I remember when my elder son was about four or five and learning to say all the wrong things. One day he stomped into my room, ranting a string of expletives about his brother. He stopped mid rant, clapped his hand to his mouth, looked me in the eye and said “I’m sorry, Mom, my mouth was on fire.”
It’s hard to keep a straight face in situations like that.
Today’s agitated world creates situations ripe for effective apologies — from public officials and CEOs, to neighbors and family members — yet we too often find ourselves at a loss for how to give apologies earnestly or accept them graciously. Next time you need to apologize, turn to John Kador’s book and blog.
I had the good fortune of talking to John last summer and have heard him interviewed on this topic. He’ll show you how and why leaders who willingly and skillfully apologize make more money, enjoy longer careers and create stronger relationships than those who don’t.

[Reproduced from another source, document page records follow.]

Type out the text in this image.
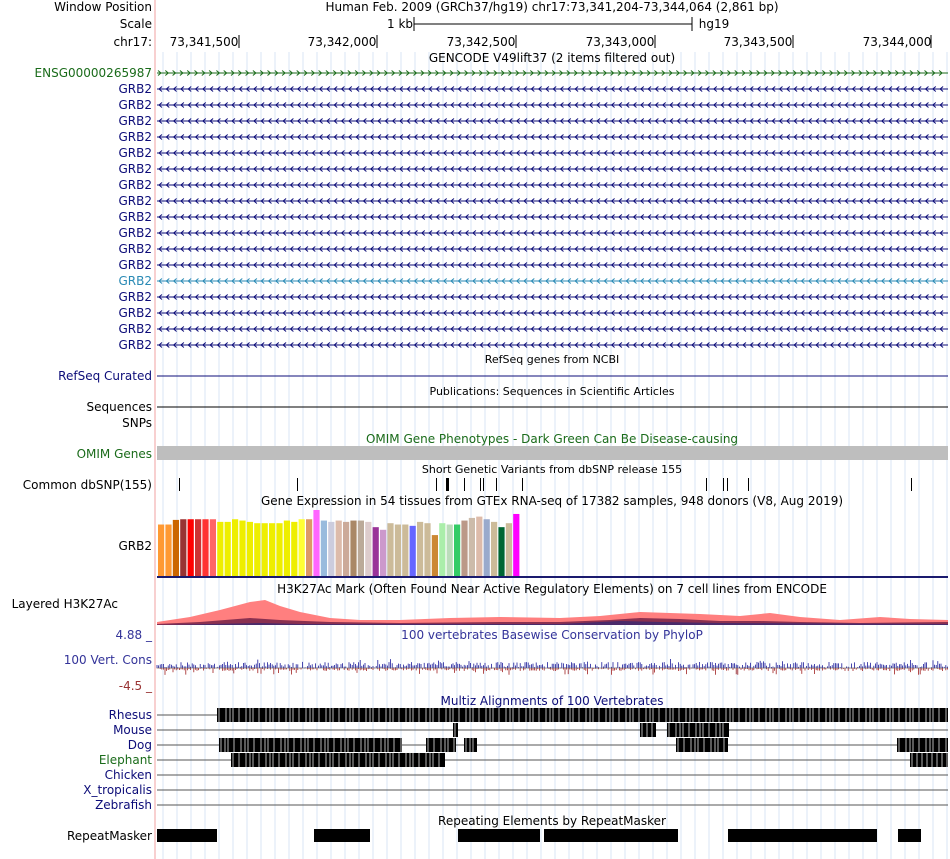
Window Position	Human Feb. 2009 (GRCh37/hg19) chr17:73,341,204-73,344,064 (2,861 bp)
Scale	1 kb	hg19
chr17: 73,341,500	73,342,000	73,342,500	73,343,000	73,343,500	73,344,000
GENCODE V49lift37 (2 items filtered out)
ENSG00000265987
GRB2
GRB2
GRB2
GRB2
GRB2
GRB2
GRB2
GRB2
GRB2
GRB2
GRB2
GRB2
GRB2
GRB2
GRB2
GRB2
GRB2
RefSeq genes from NCBI
RefSeq Curated
Publications: Sequences in Scientific Articles
Sequences
SNPs
OMIM Gene Phenotypes - Dark Green Can Be Disease-causing
OMIM Genes
Short Genetic Variants from dbSNP release 155
Common dbSNP(155)
Gene Expression in 54 tissues from GTEx RNA-seq of 17382 samples, 948 donors (V8, Aug 2019)
GRB2
H3K27Ac Mark (Often Found Near Active Regulatory Elements) on 7 cell lines from ENCODE
Layered H3K27Ac
4.88 _	100 vertebrates Basewise Conservation by PhyloP
100 Vert. Cons
-4.5 _
Multiz Alignments of 100 Vertebrates
Rhesus
Mouse
Dog
Elephant
Chicken
X_tropicalis
Zebrafish
Repeating Elements by RepeatMasker
RepeatMasker
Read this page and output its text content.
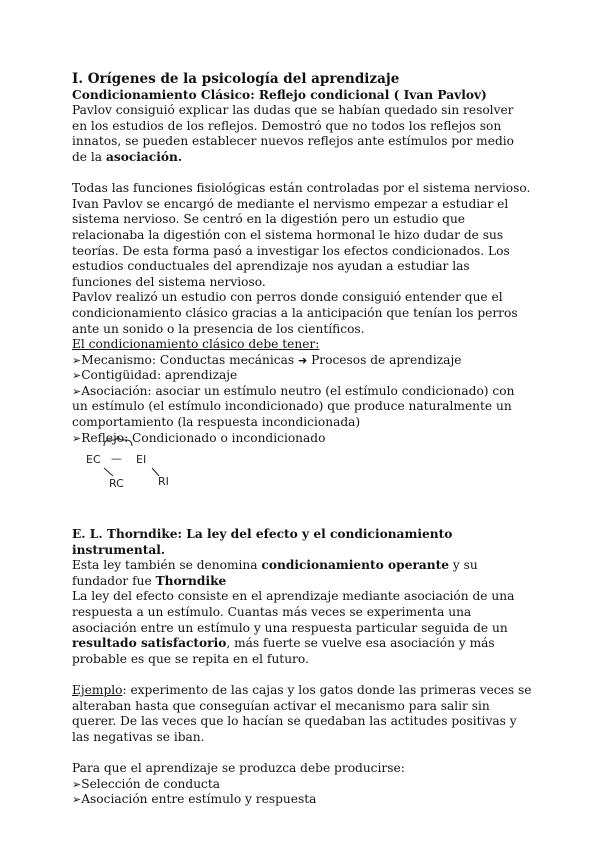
I. Orígenes de la psicología del aprendizaje

Condicionamiento Clásico: Reflejo condicional ( Ivan Pavlov)

Pavlov consiguió explicar las dudas que se habían quedado sin resolver en los estudios de los reflejos. Demostró que no todos los reflejos son innatos, se pueden establecer nuevos reflejos ante estímulos por medio de la asociación.

Todas las funciones fisiológicas están controladas por el sistema nervioso.

Ivan Pavlov se encargó de mediante el nervismo empezar a estudiar el sistema nervioso. Se centró en la digestión pero un estudio que relacionaba la digestión con el sistema hormonal le hizo dudar de sus teorías. De esta forma pasó a investigar los efectos condicionados. Los estudios conductuales del aprendizaje nos ayudan a estudiar las funciones del sistema nervioso.

Pavlov realizó un estudio con perros donde consiguió entender que el condicionamiento clásico gracias a la anticipación que tenían los perros ante un sonido o la presencia de los científicos.

El condicionamiento clásico debe tener:

➢Mecanismo: Conductas mecánicas ➜ Procesos de aprendizaje

➢Contigüidad: aprendizaje

➢Asociación: asociar un estímulo neutro (el estímulo condicionado) con un estímulo (el estímulo incondicionado) que produce naturalmente un comportamiento (la respuesta incondicionada)

➢Reflejo: Condicionado o incondicionado

EC — EI
RC	RI

E. L. Thorndike: La ley del efecto y el condicionamiento instrumental.

Esta ley también se denomina condicionamiento operante y su fundador fue Thorndike

La ley del efecto consiste en el aprendizaje mediante asociación de una respuesta a un estímulo. Cuantas más veces se experimenta una asociación entre un estímulo y una respuesta particular seguida de un resultado satisfactorio, más fuerte se vuelve esa asociación y más probable es que se repita en el futuro.

Ejemplo: experimento de las cajas y los gatos donde las primeras veces se alteraban hasta que conseguían activar el mecanismo para salir sin querer. De las veces que lo hacían se quedaban las actitudes positivas y las negativas se iban.

Para que el aprendizaje se produzca debe producirse:

➢Selección de conducta

➢Asociación entre estímulo y respuesta
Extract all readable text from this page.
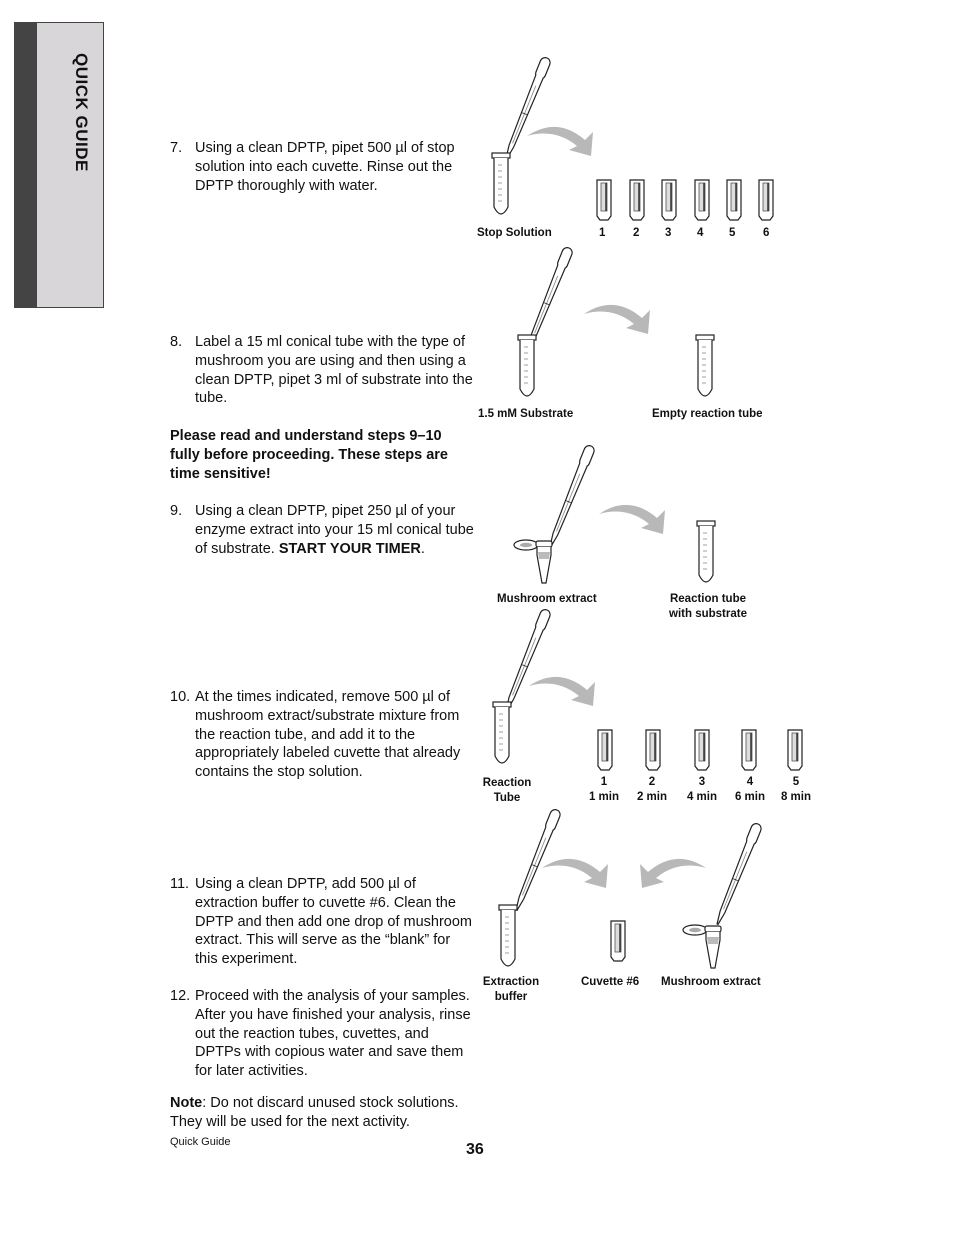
QUICK GUIDE	7. Using a clean DPTP, pipet 500 µl of stop solution into each cuvette. Rinse out the DPTP thoroughly with water.
8. Label a 15 ml conical tube with the type of mushroom you are using and then using a clean DPTP, pipet 3 ml of substrate into the tube.
Please read and understand steps 9–10 fully before proceeding. These steps are time sensitive!
9. Using a clean DPTP, pipet 250 µl of your enzyme extract into your 15 ml conical tube of substrate. START YOUR TIMER.
10. At the times indicated, remove 500 µl of mushroom extract/substrate mixture from the reaction tube, and add it to the appropriately labeled cuvette that already contains the stop solution.
11. Using a clean DPTP, add 500 µl of extraction buffer to cuvette #6. Clean the DPTP and then add one drop of mushroom extract. This will serve as the “blank” for this experiment.
12. Proceed with the analysis of your samples. After you have finished your analysis, rinse out the reaction tubes, cuvettes, and DPTPs with copious water and save them for later activities.
Note: Do not discard unused stock solutions. They will be used for the next activity.
Quick Guide	36
Stop Solution	1 2 3 4 5 6
1.5 mM Substrate	Empty reaction tube
Mushroom extract	Reaction tube
with substrate
Reaction
Tube
1
1 min
2
2 min
3
4 min
4
6 min
5
8 min
Extraction
buffer
Cuvette #6 Mushroom extract
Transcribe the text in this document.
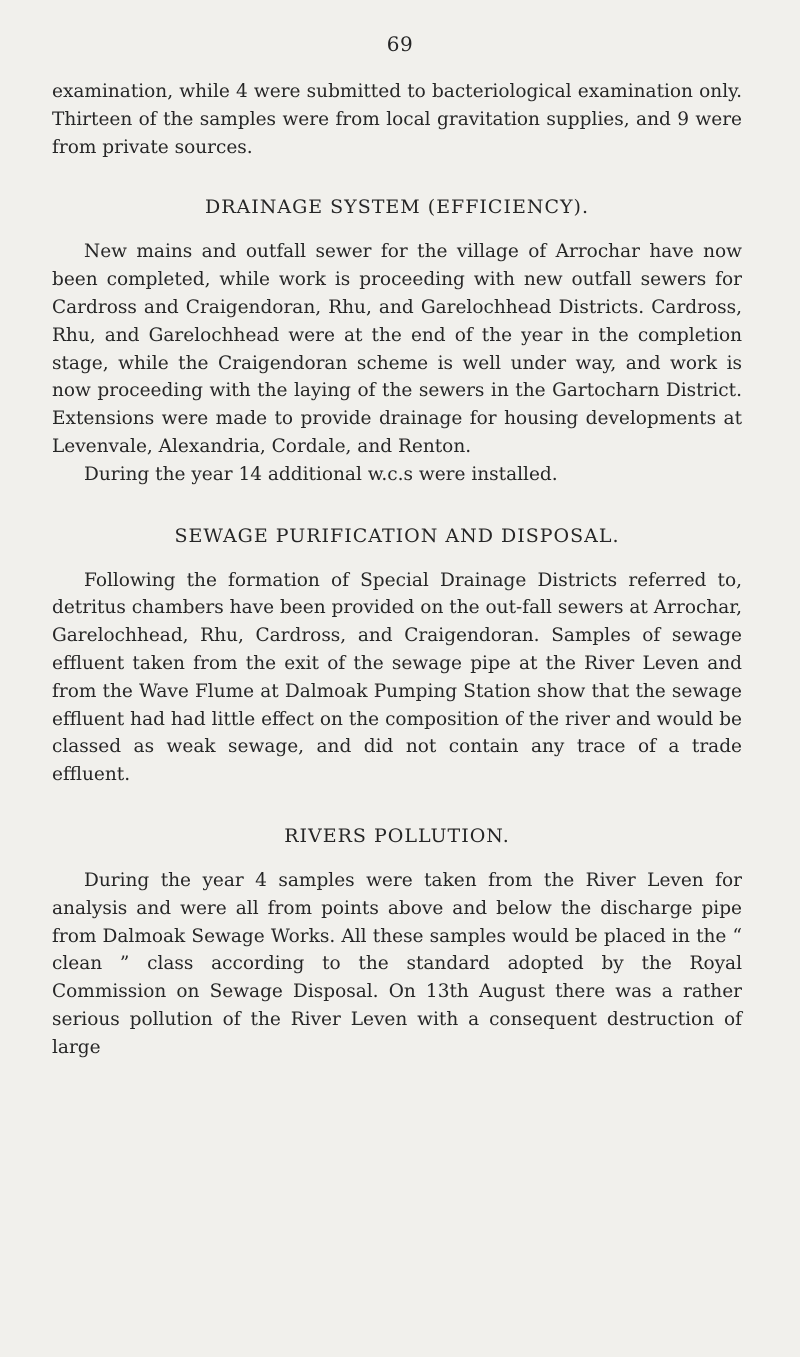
69

examination, while 4 were submitted to bacteriological examination only. Thirteen of the samples were from local gravitation supplies, and 9 were from private sources.

DRAINAGE SYSTEM (EFFICIENCY).

New mains and outfall sewer for the village of Arrochar have now been completed, while work is proceeding with new outfall sewers for Cardross and Craigendoran, Rhu, and Garelochhead Districts. Cardross, Rhu, and Garelochhead were at the end of the year in the completion stage, while the Craigendoran scheme is well under way, and work is now proceeding with the laying of the sewers in the Gartocharn District. Extensions were made to provide drainage for housing developments at Levenvale, Alexandria, Cordale, and Renton.

During the year 14 additional w.c.s were installed.

SEWAGE PURIFICATION AND DISPOSAL.

Following the formation of Special Drainage Districts referred to, detritus chambers have been provided on the out-fall sewers at Arrochar, Garelochhead, Rhu, Cardross, and Craigendoran. Samples of sewage effluent taken from the exit of the sewage pipe at the River Leven and from the Wave Flume at Dalmoak Pumping Station show that the sewage effluent had had little effect on the composition of the river and would be classed as weak sewage, and did not contain any trace of a trade effluent.

RIVERS POLLUTION.

During the year 4 samples were taken from the River Leven for analysis and were all from points above and below the discharge pipe from Dalmoak Sewage Works. All these samples would be placed in the “ clean ” class according to the standard adopted by the Royal Commission on Sewage Disposal. On 13th August there was a rather serious pollution of the River Leven with a consequent destruction of large
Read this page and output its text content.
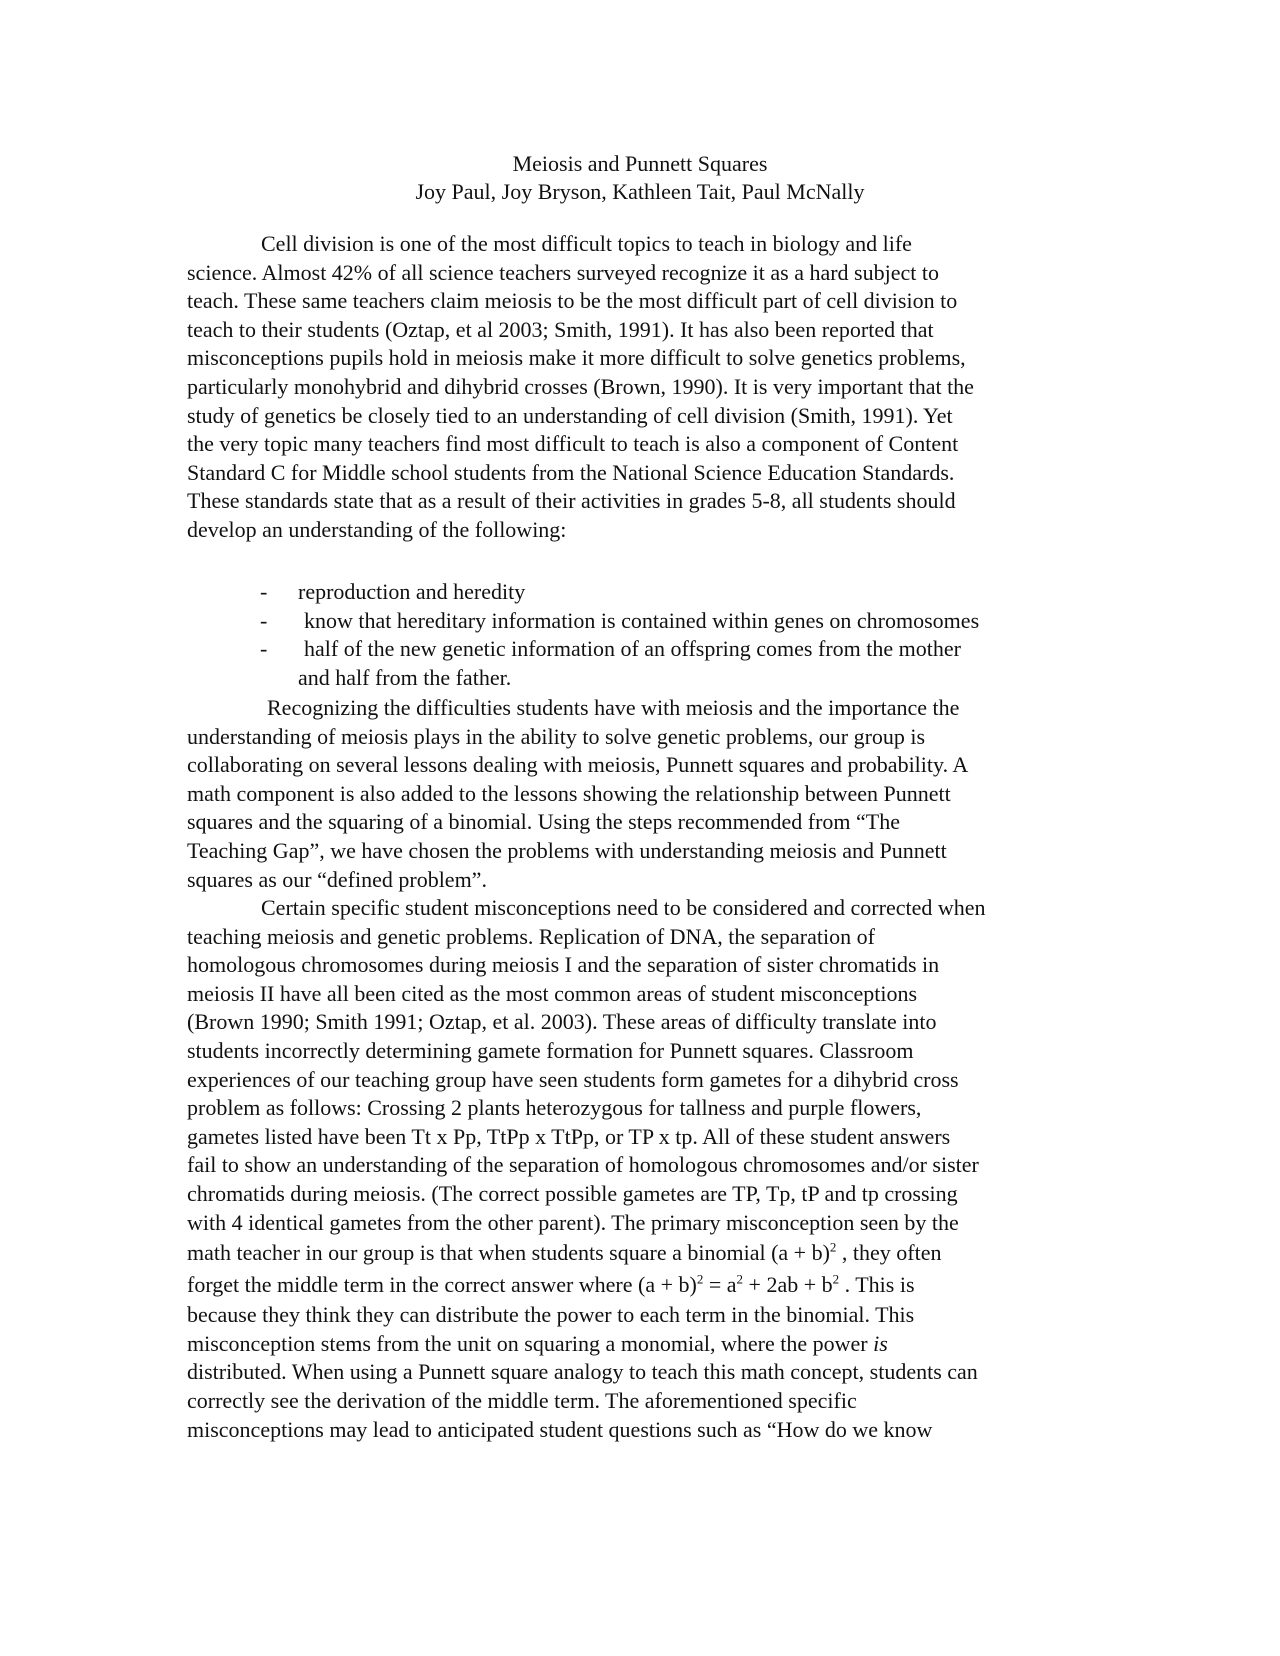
Meiosis and Punnett Squares
Joy Paul, Joy Bryson, Kathleen Tait, Paul McNally
Cell division is one of the most difficult topics to teach in biology and life
science. Almost 42% of all science teachers surveyed recognize it as a hard subject to
teach. These same teachers claim meiosis to be the most difficult part of cell division to
teach to their students (Oztap, et al 2003; Smith, 1991). It has also been reported that
misconceptions pupils hold in meiosis make it more difficult to solve genetics problems,
particularly monohybrid and dihybrid crosses (Brown, 1990). It is very important that the
study of genetics be closely tied to an understanding of cell division (Smith, 1991). Yet
the very topic many teachers find most difficult to teach is also a component of Content
Standard C for Middle school students from the National Science Education Standards.
These standards state that as a result of their activities in grades 5-8, all students should
develop an understanding of the following:
- reproduction and heredity
- know that hereditary information is contained within genes on chromosomes
- half of the new genetic information of an offspring comes from the mother
and half from the father.
Recognizing the difficulties students have with meiosis and the importance the
understanding of meiosis plays in the ability to solve genetic problems, our group is
collaborating on several lessons dealing with meiosis, Punnett squares and probability. A
math component is also added to the lessons showing the relationship between Punnett
squares and the squaring of a binomial. Using the steps recommended from “The
Teaching Gap”, we have chosen the problems with understanding meiosis and Punnett
squares as our “defined problem”.
Certain specific student misconceptions need to be considered and corrected when
teaching meiosis and genetic problems. Replication of DNA, the separation of
homologous chromosomes during meiosis I and the separation of sister chromatids in
meiosis II have all been cited as the most common areas of student misconceptions
(Brown 1990; Smith 1991; Oztap, et al. 2003). These areas of difficulty translate into
students incorrectly determining gamete formation for Punnett squares. Classroom
experiences of our teaching group have seen students form gametes for a dihybrid cross
problem as follows: Crossing 2 plants heterozygous for tallness and purple flowers,
gametes listed have been Tt x Pp, TtPp x TtPp, or TP x tp. All of these student answers
fail to show an understanding of the separation of homologous chromosomes and/or sister
chromatids during meiosis. (The correct possible gametes are TP, Tp, tP and tp crossing
with 4 identical gametes from the other parent). The primary misconception seen by the
math teacher in our group is that when students square a binomial $(a + b)^2$ , they often
forget the middle term in the correct answer where $(a + b)^2 = a^2 + 2ab + b^2$ . This is
because they think they can distribute the power to each term in the binomial. This
misconception stems from the unit on squaring a monomial, where the power is
distributed. When using a Punnett square analogy to teach this math concept, students can
correctly see the derivation of the middle term. The aforementioned specific
misconceptions may lead to anticipated student questions such as “How do we know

Until you get your hands on the book, remember the Five Rs of an apology: recognition, responsibility, remorse, restitution and repetition.
Prompts for professionals
- John Kador says that some kinds of apologies make the situation even worse. If you’ve ever perpetrated a harmful apology, how can you turn the situation around? For example, let’s say your client left a trade request on voicemail — something your message reminds them not to do — and their trade wasn’t executed. Did you say something like “I’m sorry you didn’t follow the directions on my voicemail to call my assistant instead of leaving the request on my phone”? I bet that didn’t go over very well because it was a criticism wrapped in the language of apology. Perhaps something like this would be more effective: “I know you lost money because that trade wasn’t executed. I feel awful about it. If I had received your voicemail in time I would have called you back and perhaps been able to minimize your loss. While I can’t make you whole on this transaction, I can assure you that if you (take this action) in the future, we can get your trade executed on time.”
- Is there a chance you can break a stalemate with an apology? Something like “Ever since (the event) our relationship has been strained. Although there’s been a lot of water over the bridge since then, I want to acknowledge that if I had it to do over again I would have treated you better. I hope you’ll accept my apology for (ignoring your phone calls/blaming you/etc.). Although I can’t wipe away the past, I’d like to ask if you will give me another chance to work something out. If you do, I promise to (return your calls/refrain from blaming/etc.).”
- Is there a situation where your company has taken a stand you disagree with and you’re caught between it and a customer? Is there a way you can apologize and accept some of the blame instead of throwing your company under the bus?